What is the product of all roots to the equation
\begin{align} & (x-1)(x-2)(x-3) + (x-2)(x-3)(x-4) \\ + & (x-3)(x-4)(x-5) + (x-4)(x-5)(x-6) \\ + & (x-5)(x-6)(x-7) + (x-6)(x-7)(x-8) =0 ? \end{align}
To find the product of all roots of the given equation, we need to find the values of "x" that satisfy the equation and then multiply them together.
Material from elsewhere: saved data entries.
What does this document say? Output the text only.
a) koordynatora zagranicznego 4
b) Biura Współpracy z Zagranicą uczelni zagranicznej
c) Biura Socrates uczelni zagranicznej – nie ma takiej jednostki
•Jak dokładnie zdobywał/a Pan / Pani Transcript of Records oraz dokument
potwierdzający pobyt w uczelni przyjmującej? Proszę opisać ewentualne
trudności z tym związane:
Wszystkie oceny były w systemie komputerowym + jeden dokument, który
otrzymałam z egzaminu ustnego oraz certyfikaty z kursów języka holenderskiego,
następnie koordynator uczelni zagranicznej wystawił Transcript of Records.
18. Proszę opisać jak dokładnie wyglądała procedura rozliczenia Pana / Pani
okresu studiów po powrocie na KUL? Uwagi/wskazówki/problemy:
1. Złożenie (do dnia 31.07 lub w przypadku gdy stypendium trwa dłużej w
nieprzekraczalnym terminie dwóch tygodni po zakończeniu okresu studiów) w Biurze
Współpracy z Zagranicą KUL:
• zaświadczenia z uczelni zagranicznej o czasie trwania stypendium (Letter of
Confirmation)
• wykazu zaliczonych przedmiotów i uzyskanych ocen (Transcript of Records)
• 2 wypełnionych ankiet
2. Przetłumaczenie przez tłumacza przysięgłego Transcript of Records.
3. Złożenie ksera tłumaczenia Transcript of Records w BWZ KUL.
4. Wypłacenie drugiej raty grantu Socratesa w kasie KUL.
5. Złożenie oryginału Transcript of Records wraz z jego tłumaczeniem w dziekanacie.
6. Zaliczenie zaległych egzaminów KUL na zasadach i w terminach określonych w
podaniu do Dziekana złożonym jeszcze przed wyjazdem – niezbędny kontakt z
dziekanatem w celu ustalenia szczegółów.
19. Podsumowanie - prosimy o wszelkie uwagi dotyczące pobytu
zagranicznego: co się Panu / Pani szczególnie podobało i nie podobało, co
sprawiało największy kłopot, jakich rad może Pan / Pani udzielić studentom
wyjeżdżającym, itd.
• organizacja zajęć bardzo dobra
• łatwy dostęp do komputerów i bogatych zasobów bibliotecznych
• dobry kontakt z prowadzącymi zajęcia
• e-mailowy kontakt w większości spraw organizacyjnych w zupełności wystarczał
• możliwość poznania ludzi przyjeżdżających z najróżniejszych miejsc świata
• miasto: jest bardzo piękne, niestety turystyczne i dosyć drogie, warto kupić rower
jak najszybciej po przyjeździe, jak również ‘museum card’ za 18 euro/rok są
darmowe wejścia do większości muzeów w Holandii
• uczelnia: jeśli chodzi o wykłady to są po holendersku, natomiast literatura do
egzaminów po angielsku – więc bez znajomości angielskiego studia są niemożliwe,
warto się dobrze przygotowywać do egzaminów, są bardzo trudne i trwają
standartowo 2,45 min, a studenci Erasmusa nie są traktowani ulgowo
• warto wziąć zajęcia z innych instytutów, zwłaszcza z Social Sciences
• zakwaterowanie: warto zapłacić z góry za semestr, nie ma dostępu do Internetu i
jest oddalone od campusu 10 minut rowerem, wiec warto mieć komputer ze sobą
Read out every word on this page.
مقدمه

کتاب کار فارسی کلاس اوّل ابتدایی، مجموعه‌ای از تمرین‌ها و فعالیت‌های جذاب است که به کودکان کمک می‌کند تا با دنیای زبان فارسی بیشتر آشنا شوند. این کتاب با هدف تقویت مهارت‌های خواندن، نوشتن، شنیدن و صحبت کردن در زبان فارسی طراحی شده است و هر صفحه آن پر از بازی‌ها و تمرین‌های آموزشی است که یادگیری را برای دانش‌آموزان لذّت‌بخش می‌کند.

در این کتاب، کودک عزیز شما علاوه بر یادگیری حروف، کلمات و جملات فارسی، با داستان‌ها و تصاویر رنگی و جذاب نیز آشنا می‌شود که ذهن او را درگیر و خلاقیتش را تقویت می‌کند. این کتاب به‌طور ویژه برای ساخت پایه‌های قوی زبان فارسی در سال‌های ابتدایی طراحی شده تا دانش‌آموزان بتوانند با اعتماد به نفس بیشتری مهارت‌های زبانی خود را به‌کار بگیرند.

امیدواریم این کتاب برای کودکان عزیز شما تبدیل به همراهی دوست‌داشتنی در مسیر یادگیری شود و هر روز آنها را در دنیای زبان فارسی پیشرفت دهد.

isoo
Let's simplify the equation first:
\begin{align} & (x-1)(x-2)(x-3) + (x-2)(x-3)(x-4) \\ + & (x-3)(x-4)(x-5) + (x-4)(x-5)(x-6) \\ + & (x-5)(x-6)(x-7) + (x-6)(x-7)(x-8) = 0 \end{align}
Expanding each term and combining like terms, we get:
\begin{align} & (x^3 - 3x^2 + 2x)(x-3) + (x^3 - 6x^2 + 8x - 4)(x-4) \\ + & (x^3 - 9x^2 + 23x - 15)(x-5) + (x^3 - 12x^2 + 35x - 24)(x-6) \\ + & (x^3 - 15x^2 + 56x - 42)(x-7) + (x^3 - 18x^2 + 77x - 84)(x-8) = 0 \end{align}
Expanding further, we get:
\begin{align} & x^4 - 3x^3 - 3x^3 + 9x^2 + 2x^2 - 6x \\ - & 4x^3 + 12x^2 - 8x - 12x^2 + 36x - 24 \\ + & x^4 - 5x^3 - 9x^2 + 45x - 15x^3 + 75x^2 - 25x + 125 \\ - & 6x^4 + 30x^3 - 54x^2 + 324x - 35x^3 + 175x^2 - 245x + 420 \\ + & x^4 - 7x^3 + 15x^2 - 35x - 21x^3 + 147x^2 - 343x + 294 \\ - & 8x^4 + 56x^3 - 126x^2 + 392x - 28x^3 + 196x^2 - 392x + 672 = 0 \end{align}
Combining like terms, we obtain:
\begin{align} & -20x^4 + 114x^3 - 206x^2 + 430x - 20x^3 + 114x^2 - 230x + 420 = 0 \end{align}
Simplifying further, we get:
\begin{align} & -20x^4 + 94x^3 - 92x^2 + 200x + 420 = 0 \end{align}
Now, in order to find the roots of this equation, we can use numerical methods like factoring, quadratic formula, or graphing, as it doesn't appear to factor easily. Once we have the roots, we can multiply them together to obtain the product of all the roots.